After a series of ill-conceived attempts at making something for myself in San Francisco's dying fashion world, I gave in and moved to Los Angeles, a land of endless opportunities and similarly endless strip malls. The topography depressed me. The people, however, did not.
I stalked Brit on the internet before I actually met her. She was from my hometown, but we hadn't known each other there. We had mutual friends. Brit ran her own eBay store and I was hopelessly bored of the 9-5 marketing job I had landed in the designer jewelry world. Together, we dreamt up a scenario wherein we could sell vintage and, on our own timing and budget, release a few styles of our own designs without the pressure to invest thousands of dollars in proper line development. Much to my surprise, our plan worked, and it worked well.

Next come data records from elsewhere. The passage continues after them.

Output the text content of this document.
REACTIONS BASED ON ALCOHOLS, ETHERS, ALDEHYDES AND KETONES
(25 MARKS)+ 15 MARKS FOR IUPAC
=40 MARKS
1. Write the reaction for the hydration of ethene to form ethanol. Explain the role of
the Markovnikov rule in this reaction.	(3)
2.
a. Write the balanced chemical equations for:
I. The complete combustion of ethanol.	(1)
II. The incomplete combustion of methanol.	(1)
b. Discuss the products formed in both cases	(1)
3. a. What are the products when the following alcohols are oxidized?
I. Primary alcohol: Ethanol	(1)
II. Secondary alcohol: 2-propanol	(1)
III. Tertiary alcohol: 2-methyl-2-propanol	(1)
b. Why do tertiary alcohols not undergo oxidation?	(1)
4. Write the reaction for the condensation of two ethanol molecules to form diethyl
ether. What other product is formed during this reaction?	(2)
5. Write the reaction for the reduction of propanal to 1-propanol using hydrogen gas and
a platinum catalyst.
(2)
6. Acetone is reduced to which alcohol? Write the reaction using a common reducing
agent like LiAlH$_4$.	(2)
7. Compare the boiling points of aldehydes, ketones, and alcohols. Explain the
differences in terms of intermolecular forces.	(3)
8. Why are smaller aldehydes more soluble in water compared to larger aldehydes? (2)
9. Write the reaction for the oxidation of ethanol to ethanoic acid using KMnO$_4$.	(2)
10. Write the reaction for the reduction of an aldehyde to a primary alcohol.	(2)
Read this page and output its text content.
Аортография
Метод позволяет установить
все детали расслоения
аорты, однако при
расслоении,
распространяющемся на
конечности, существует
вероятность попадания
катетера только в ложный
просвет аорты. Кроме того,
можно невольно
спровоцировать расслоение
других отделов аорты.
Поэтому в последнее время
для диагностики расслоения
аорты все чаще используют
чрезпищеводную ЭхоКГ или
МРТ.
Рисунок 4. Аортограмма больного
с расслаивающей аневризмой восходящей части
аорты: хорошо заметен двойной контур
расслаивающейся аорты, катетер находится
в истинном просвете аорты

We sold $3,000 of merchandise the first hour our store was open. It wasn't enough to make us profitable, but it was enough to make us excited.
Now, a year later, www.shoptunnelvision.com is still going strong, and our little line, Bad Vibes, is continuing to grow. We don't have a lot of money to make everything our hearts desire, but we make the most of what we have. We change our patterns a little bit here and there. We make silhouettes we believe in, and then update the colors in fabrics we love. It's a slow process, and we won't be turning a profit for a few years yet, but we're working towards something, and there are no words for how rewarding that feeling is.
I think there are milestones in every pursuit, a moment where you look at what you've accomplished and think, "If I saw myself do this ten years ago, I would be damn proud." And today, when I went on Dolls Kill, one of my favorite clothing websites, and saw Bad Vibes lookin' back at me, I realized today is one of those milestones. It might not be a lot, but it's something, and it's something to be proud of.
So, that all brings me to this: Bad Vibes is now for sale on Dolls Kill. And while Bad Vibes items sold on Tunnel Vision are handmade to order, Dolls Kill has them all available right now, ready to ship in 24 hours, still ethically handmade here in Los Angeles but with all of the wait time already handled. They have four color options available now, with more colors and styles to follow:
You might look and think, "Pfft big deal..." but 'm basking in "major life accomplishment" mode right now. It's nice to know that 16 year-old Madeline would be high-fiving the shit outta 26-year old Madeline right now if she had the chance. I hope one day, 36-year old Madeline will be saying the same thing about me.